The FNSEA naturally sees things differently. In their telling, they are the true voice of French agriculture. The regional head for this département, Jacques de Loisy, 51, explained by telephone that the influence of the “ecologist ideology and its lobby” is to “lower production and revenues with no sufficient scientific basis. There has never been any health scandal or crisis associated with cereal farming in France, but now we are their number one target.”
He singles out the Farm to Fork project in Brussels, but his real anger is directed at the French government and its policies.
“There are thousands of regulatory texts now, and it’s not just the paperwork. It’s the content and the implementation,” de Loisy told me. “In Belgium, cleaning out ditches is compulsory. If we want to do it, we have to apply for a certificate, and the bureaucratic process takes several months. We’re not allowed to keep forest roads clear for our tractors. It’s all just designed to punish us. One thing that makes my members really angry is the OFB [French Biodiversity Office]. They send inspectors round and they carry guns. We’re not bandits!”

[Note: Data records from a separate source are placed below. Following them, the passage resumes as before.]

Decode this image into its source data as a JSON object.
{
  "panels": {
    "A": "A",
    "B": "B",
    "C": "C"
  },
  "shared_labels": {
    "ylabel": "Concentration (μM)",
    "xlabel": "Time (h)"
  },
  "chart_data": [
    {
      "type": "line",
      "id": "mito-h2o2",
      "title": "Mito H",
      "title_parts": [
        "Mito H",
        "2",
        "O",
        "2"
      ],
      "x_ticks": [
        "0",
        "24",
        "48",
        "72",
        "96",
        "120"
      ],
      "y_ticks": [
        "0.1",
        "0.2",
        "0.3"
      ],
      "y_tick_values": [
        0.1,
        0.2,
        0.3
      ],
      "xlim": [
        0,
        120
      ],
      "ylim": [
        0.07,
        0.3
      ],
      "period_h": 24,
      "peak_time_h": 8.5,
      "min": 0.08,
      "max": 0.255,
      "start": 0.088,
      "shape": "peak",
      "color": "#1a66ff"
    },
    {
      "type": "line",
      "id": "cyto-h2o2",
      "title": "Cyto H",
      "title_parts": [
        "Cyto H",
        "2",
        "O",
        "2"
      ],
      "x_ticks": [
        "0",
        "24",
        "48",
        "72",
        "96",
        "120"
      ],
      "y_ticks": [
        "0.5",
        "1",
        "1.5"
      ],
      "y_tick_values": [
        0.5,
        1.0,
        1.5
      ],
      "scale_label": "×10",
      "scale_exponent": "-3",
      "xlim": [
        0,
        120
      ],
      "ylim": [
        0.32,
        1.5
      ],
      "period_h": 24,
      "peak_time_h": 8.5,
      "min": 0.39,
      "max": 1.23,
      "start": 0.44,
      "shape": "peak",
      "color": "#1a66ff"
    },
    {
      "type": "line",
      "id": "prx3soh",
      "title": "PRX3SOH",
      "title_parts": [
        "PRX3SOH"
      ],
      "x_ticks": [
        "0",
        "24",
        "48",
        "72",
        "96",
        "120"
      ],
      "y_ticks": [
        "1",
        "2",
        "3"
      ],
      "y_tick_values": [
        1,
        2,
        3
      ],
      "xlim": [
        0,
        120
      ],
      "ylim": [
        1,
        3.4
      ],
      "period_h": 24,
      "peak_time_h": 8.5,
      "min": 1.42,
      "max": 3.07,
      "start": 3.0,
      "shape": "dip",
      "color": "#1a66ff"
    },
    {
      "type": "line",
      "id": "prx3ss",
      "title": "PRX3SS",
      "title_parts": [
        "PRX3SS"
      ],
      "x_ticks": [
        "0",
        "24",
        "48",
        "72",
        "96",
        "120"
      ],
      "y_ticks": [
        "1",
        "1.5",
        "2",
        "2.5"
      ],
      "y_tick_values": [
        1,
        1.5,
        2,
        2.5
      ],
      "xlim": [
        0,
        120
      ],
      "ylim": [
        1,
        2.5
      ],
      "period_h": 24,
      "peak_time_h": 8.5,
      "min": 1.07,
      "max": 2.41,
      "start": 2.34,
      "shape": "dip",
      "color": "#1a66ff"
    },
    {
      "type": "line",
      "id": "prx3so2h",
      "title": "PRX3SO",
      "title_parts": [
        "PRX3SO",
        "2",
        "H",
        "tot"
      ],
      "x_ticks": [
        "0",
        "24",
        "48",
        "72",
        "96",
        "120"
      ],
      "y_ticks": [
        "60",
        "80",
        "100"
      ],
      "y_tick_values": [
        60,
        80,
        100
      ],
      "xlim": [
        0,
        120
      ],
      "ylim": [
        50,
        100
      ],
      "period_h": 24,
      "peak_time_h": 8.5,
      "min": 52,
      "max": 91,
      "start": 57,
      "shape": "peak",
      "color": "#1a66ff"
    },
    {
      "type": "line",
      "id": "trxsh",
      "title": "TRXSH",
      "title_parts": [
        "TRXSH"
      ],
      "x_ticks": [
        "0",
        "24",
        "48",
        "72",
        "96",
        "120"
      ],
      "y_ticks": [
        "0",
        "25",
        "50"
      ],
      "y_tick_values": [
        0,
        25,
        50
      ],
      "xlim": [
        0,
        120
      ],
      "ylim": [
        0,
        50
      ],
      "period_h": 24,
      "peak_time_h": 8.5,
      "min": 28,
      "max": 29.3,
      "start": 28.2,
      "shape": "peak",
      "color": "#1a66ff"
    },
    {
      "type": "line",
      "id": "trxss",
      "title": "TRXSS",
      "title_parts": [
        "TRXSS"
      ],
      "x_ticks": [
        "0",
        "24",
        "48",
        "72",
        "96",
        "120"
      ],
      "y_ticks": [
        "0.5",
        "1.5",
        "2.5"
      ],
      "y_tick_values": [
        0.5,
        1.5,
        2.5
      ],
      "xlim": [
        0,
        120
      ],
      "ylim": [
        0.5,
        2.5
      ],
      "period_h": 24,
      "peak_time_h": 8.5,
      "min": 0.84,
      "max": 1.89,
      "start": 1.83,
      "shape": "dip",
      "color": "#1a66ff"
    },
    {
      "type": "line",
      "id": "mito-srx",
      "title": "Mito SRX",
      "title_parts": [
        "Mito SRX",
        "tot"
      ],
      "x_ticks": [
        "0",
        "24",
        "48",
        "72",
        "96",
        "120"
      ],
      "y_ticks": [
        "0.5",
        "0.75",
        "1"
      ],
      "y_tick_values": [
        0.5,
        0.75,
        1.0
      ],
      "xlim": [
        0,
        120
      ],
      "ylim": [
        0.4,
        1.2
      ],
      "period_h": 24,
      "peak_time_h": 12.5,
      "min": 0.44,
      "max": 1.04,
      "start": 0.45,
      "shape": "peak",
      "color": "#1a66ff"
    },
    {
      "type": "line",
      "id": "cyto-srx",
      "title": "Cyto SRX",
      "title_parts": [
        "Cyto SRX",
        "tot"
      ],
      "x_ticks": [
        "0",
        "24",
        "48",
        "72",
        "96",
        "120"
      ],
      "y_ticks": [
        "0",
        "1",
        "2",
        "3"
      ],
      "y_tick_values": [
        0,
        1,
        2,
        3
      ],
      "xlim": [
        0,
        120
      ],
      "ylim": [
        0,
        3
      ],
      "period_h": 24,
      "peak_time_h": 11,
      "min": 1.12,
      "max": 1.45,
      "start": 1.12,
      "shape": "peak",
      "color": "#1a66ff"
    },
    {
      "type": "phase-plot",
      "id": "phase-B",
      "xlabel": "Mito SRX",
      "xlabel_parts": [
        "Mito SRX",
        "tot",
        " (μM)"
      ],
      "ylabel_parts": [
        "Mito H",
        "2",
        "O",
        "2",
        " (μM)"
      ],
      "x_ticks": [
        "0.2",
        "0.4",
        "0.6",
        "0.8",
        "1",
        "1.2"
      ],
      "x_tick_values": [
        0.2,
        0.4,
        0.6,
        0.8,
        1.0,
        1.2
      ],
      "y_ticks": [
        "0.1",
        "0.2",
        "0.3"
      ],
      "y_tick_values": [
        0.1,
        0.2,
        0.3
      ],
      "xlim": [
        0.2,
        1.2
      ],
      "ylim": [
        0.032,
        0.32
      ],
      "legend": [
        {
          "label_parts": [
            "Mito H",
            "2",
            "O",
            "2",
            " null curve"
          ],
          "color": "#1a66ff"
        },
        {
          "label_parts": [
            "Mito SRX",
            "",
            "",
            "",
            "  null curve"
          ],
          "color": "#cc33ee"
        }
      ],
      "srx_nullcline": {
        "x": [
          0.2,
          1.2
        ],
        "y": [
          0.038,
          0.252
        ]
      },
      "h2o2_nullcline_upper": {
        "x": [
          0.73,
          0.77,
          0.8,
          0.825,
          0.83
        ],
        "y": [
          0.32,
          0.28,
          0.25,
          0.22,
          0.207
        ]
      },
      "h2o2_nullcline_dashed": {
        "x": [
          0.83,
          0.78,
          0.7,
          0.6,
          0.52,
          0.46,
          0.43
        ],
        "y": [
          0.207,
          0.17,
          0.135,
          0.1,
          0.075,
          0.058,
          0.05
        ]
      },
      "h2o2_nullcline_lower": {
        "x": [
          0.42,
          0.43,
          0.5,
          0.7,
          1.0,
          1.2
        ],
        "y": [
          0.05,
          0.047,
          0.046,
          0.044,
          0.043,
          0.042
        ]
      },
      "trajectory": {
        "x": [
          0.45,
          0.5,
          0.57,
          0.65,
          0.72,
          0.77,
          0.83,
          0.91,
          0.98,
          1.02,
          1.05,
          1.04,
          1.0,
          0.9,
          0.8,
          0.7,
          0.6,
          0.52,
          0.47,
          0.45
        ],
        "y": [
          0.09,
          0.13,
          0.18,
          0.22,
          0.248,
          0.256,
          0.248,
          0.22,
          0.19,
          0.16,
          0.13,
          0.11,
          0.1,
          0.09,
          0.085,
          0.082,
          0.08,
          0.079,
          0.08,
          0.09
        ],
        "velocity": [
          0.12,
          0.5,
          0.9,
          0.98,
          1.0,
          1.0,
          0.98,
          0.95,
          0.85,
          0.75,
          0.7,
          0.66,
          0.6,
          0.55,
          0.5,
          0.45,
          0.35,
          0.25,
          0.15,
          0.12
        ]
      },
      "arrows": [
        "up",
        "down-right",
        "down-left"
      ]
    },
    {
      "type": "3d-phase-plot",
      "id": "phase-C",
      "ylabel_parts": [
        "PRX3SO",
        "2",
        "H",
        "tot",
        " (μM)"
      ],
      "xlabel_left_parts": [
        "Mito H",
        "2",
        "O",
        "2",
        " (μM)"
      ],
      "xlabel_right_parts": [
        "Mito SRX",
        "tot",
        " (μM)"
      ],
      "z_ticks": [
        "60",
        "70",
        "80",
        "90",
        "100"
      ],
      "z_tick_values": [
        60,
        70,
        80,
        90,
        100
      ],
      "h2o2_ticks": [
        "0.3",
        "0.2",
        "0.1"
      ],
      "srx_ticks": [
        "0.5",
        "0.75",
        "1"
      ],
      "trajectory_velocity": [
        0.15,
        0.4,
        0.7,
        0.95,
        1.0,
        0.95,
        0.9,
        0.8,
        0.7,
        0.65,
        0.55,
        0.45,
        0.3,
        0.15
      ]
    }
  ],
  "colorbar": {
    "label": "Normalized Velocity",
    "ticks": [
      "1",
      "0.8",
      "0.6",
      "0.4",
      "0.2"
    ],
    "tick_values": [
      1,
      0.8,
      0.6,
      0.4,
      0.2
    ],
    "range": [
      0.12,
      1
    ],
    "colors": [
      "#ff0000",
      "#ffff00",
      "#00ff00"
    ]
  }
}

Ecologists see the OFB as an emergency police force, necessary to protect what’s left of Europe’s biodiversity. The new breed of small farmers, educated and idealistic younger people, agree. But the older generation, still real peasants, don’t engage in any of this. Our next-door neighbor, Marie-Françoise, at 75 years old, keeps chickens and rabbits and milks her cow by hand every day to make cream cheese for the village. Her life is not so different from that of her ancestors 500 years ago. When she dies, her little farm will probably be absorbed into the same global food industry that is paying for the fancy tractors blocking traffic and burning tires on the nearest highway.